In general, GPU programs should include typical host and device operations including device memory (de)allocations, data transfers, and kernel invocations. Depending on the abstraction level you choose, some of these operations can be written in a Chapel-user-friendly way:

.. list-table::
   :widths: 15 15 15 15
   :header-rows: 1

   * - Level
     - MID-level
     - MID-LOW-level
     - LOW-level
   * - Kernel Invocation
     - CUDA/HIP/DPC++
     - CUDA/HIP/DPC++
     - CUDA/HIP/DPC++/OpenCL
   * - Memory (de)allocations
     - Chapel (MID)
     - Chapel (MID-LOW)
     - CUDA/HIP/OpenCL
   * - Data transfers
     - Chapel (MID)
     - Chapel (MID-LOW)
     - CUDA/HIP/OpenCL


.. seealso::

   * :ref:`Writing MID-level programs`
   * :ref:`MID-level API Reference`
   * :ref:`Writing MID-LOW-level programs`
   * :ref:`MID-LOW-level API Reference`
   * :ref:`Writing LOW-level (GPUIterator Only) programs`

.. note:: LOW/MID-LOW/MID levels can interoperate with each other.


Writing GPU program
#######################################


The design and implementation of a CUDA/HIP/OpenCL program that is supposed to be called from the callback function is completely up to you. However, please be aware that it can be called multiple times (i.e., the number of GPUs per locale * the number of locales) as the GPUIterator automatically and implicitly handles multiple- GPUs and locales.
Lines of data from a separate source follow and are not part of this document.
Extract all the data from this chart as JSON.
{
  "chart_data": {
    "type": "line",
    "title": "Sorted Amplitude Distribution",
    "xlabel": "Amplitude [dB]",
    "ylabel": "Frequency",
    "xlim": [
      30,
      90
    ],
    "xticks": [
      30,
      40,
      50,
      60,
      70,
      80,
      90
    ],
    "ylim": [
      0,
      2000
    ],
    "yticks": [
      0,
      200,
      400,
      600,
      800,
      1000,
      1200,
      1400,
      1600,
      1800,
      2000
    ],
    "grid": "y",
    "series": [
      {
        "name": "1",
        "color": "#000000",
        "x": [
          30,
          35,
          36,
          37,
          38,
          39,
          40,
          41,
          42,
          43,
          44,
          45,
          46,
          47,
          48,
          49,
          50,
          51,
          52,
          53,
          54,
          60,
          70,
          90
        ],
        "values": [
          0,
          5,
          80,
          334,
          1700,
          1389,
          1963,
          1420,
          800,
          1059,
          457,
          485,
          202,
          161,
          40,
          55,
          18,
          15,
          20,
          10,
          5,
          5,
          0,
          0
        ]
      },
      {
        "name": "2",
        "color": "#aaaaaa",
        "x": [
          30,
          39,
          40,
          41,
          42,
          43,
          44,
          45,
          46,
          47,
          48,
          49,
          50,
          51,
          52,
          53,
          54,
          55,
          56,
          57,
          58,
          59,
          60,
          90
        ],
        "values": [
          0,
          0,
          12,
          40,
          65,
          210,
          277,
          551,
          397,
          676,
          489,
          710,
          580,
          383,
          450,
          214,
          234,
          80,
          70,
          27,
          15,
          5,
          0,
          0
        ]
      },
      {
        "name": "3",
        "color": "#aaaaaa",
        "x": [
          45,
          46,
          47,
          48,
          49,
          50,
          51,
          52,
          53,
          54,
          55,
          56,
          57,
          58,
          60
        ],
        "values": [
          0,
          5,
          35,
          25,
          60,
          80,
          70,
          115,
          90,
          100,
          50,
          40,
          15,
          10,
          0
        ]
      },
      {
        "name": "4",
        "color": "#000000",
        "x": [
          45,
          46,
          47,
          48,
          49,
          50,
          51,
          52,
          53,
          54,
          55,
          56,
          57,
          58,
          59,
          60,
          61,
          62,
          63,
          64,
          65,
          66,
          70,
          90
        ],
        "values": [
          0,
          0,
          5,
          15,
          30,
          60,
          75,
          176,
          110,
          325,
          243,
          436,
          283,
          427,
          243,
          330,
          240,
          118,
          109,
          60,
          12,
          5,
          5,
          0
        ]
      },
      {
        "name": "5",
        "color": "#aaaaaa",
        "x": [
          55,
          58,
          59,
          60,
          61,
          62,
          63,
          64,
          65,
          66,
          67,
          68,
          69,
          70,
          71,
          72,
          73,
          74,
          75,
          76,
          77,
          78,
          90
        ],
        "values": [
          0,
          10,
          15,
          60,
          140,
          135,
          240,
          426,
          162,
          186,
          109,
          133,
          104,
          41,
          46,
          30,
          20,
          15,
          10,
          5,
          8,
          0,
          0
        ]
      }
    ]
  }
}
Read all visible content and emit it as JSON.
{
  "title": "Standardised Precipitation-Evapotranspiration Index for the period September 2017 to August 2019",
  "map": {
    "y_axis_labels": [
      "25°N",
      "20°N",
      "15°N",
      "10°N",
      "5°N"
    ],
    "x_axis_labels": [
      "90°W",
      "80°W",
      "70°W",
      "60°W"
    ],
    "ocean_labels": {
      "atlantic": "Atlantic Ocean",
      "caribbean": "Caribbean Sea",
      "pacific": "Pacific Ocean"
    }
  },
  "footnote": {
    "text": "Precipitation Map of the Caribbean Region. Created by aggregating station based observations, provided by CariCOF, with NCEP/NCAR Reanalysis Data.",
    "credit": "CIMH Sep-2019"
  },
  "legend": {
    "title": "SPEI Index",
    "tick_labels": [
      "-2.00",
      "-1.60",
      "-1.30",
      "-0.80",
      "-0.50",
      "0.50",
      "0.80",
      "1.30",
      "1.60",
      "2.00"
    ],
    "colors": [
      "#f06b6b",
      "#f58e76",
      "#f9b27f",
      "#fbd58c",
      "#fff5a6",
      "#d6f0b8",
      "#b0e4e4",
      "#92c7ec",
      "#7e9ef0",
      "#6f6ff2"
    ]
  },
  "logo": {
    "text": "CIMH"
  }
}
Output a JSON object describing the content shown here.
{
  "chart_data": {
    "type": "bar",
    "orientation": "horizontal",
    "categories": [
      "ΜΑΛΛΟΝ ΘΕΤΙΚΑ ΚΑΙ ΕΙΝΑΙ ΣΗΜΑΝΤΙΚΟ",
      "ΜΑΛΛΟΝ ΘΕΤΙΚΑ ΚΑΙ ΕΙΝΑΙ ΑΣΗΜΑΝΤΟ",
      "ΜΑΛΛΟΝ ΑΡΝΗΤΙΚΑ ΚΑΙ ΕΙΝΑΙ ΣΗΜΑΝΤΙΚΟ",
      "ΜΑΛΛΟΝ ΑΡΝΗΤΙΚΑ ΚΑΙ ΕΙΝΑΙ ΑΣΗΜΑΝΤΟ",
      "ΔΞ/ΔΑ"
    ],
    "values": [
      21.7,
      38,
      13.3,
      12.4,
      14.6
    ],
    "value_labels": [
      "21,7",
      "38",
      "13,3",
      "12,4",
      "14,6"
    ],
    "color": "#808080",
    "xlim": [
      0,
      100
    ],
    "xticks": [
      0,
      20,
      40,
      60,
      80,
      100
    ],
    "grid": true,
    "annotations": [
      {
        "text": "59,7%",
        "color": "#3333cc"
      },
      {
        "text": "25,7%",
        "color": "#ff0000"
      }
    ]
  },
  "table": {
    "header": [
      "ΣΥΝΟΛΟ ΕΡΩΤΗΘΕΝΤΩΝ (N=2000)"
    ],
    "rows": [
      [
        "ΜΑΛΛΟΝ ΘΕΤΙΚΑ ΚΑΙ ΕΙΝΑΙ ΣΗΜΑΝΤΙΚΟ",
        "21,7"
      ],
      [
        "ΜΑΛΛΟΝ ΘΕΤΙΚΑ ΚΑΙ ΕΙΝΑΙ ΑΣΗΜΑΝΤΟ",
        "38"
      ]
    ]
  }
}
We'd highly recommend writing your GPU program in a way that is 1) device neutral (no device setting call) and 2) flexibile to change in iteration spaces -i.e., ``start`` and ``end``  (including data allocations and transfers).

.. Data Transfers
.. ***************

.. .. code-block:: chapel

..   forall i in GPU(1..n, GPUCallBack) {
..      A(i) = B(i);
..   }


.. Write a GPU program that is flexible to adapt to different iteration spaces.

.. is GPU ID neutral, where [DEFINITION], which improve the portability of your GPU program significantly.